Os Madrepaz entraram em retiro, fizeram a sua cura, e da poção do seu shamanic pop trazem Panoramix, que figurará certamente como um dos melhores discos nacionais de 2017.
Pedro da Rosa sente-se um homem (para já) realizado e o caso não é para menos. Tem pouco mais de 30 anos e faz parte da geração de músicos que perfilharam a nova música nacional. Ele que, juntamente com o baterista Nuno “Canina” Moura, fez parte d’Os Golpes, banda que abriu portas para a aceitação da música cantada e sentida em português.
Seis anos após o fim da banda liderada por Manuel Fúria, Pedro da Rosa e Nuno “Canina” encontram-se no ponto mais alto da sua viagem. Juntaram-se a Ricardo Amaral, velho amigo de outras andanças e João Barreiros e formaram o grupo de pop xamânico de seu nome Madrepaz.
A banda foi nascendo ao sabor das várias voltas e fases de vida dos seus membros. O que hoje conhecemos como Madrepaz foi começando a germinar ainda na altura d’Os Golpes, começou a maturar com a banda Armada, onde Pedro da Rosa e Ricardo Amaral foram começando a entrosar-se e floresceu quando Pedro, Nuno, Ricardo e João se libertaram de vidas passadas e abraçaram o som que lhes vai na alma.
Gravado por Diogo Rodrigues, no já mítico estúdio de Alvalade – uma espécie de bolha dentro da cidade -, Panoramix partilha a sua matriz com Pesar o Sol, dos Capitão Fausto. Mas quando ouvimos Panoramix, há algo mais que nos prende a atenção do que apenas “mais” um disco revivalista de rock psicadélico. Encontramos nas suas músicas mais do que uma tentativa de buscar sons antigos. Aqui conseguimos encontrar uma alma cheia e sentida, onde os nossos sentidos nos projetam não só para viagens espaciais, mas para incursões pelas selvas tropicais, por florestas negras europeias, por campos de trigo ou por vielas e ruas iluminadas numa qualquer noite citadina. Mas, acima disso tudo, está uma viagem pelo próprio ser, quase como uma viagem cósmica da nossa ligação a este mundo. Uma maneira de reflectir sobre os nossos passos e sobre o quão precisamos de dar atenção às nossas várias fases da vida, pois são elas que nos moldaram e continuarão a moldar no futuro.

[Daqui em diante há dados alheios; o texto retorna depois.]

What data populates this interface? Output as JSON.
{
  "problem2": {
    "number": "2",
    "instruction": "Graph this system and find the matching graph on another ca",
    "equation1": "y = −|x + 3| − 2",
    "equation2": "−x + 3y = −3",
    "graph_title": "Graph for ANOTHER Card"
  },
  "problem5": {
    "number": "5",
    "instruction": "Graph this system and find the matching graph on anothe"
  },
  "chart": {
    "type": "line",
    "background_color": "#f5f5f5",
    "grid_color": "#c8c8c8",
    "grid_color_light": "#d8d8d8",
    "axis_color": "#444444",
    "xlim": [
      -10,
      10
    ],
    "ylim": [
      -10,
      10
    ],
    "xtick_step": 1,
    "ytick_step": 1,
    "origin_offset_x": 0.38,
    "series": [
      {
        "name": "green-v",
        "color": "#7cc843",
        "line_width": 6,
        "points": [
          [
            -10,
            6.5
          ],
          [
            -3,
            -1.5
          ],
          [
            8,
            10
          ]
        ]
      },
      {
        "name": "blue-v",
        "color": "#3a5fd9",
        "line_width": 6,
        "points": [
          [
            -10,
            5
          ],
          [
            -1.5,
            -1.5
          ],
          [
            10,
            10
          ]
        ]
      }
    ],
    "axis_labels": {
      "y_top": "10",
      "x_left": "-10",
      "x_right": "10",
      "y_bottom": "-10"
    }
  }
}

A este processo levado a cabo pelos Madrepaz não é alheia a sua fuga para a Zibreira, no Ribatejo, onde a banda faz a sua cura. Onde lavam a alma do peso da cidade, onde encontram a sua ligação ao meio primitivo do campo, aos animais, ao nascer e ao pôr do sol. E isso não dá para reproduzir estando a viver 365 dias por ano na cidade. Não. Panoramix é sentido e vivido.

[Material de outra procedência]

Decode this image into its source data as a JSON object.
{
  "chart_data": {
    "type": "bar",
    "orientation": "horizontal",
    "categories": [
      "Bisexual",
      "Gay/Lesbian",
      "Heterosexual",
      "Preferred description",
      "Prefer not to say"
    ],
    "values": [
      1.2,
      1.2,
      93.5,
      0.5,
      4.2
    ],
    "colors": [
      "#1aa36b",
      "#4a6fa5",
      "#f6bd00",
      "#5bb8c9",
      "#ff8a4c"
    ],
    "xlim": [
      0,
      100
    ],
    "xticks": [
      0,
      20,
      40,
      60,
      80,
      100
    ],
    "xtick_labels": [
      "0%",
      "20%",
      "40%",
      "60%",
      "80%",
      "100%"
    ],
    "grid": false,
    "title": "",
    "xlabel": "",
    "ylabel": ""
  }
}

Não é de admirar que juntos tenham vivenciado “O Sol Amarelo” a nascer no seu belo esplendor durante alguma directa pelos campos do Ribatejo. E não se ficaram por aqui. Construíram “Novas Pontes” entre os mundos da cidade e do campo e deram-nos uma das mais belas músicas cantadas em português dos últimos tempos. Uma música que vai da acalmia pastoral à pista de dança e de volta à acalmia numa transição suave e segura.
Aproveitando a onda, deixamo-nos perder pelos campos de trigo onde “Sopra O Vento” e mantém-nos ainda nesta viagem pela cabeça dentro.

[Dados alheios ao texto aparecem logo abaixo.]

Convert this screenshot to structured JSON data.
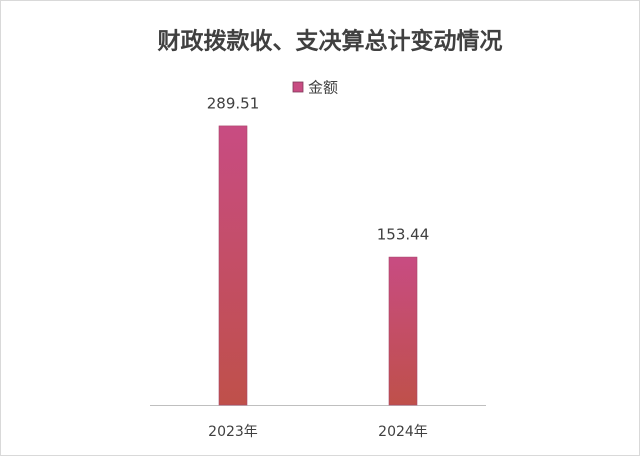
{
  "chart_data": {
    "type": "bar",
    "title": "财政拨款收、支决算总计变动情况",
    "categories": [
      "2023年",
      "2024年"
    ],
    "series": [
      {
        "name": "金额",
        "color": "#c84c82",
        "values": [
          289.51,
          153.44
        ]
      }
    ]
  }
}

Abrindo os olhos, vemos que continuamos no campo, mas há muita mais gente à nossa volta e estão todos a dançar com olhos fechados e num mundo só seu ao som de uma batida que apenas os verdadeiros viajantes a conseguem decifrar. “Tudo Morto Tudo Vive” é o lado mais tribal de Madrepaz a vir ao de cima, o seu lado mais transe.
O disco continua a contar-nos histórias ou estórias que se passaram com os elementos da banda – “Mão Direita” conta uma história acerca da altura que Pedro da Rosa tinha o braço partido; ou apenas pequenos acenos a momentos passados nos seus retiros de cura – “Gaspar O Cão de Fogo”, “Puff O Sofá Vermelho” ou “Santa Clara e a Laranjeira da Zebra Madura”.
Panoramix, dividido pelas suas onze músicas, é um caldeirão repleto de uma poção mágica, que tomada sem medos e receios nos levará ao interior do nosso mundo ilustrado numa bela fotografia panorâmica, tudo com a ajuda dos xamãs Madrepaz para nos guiarem nesta bela viagem.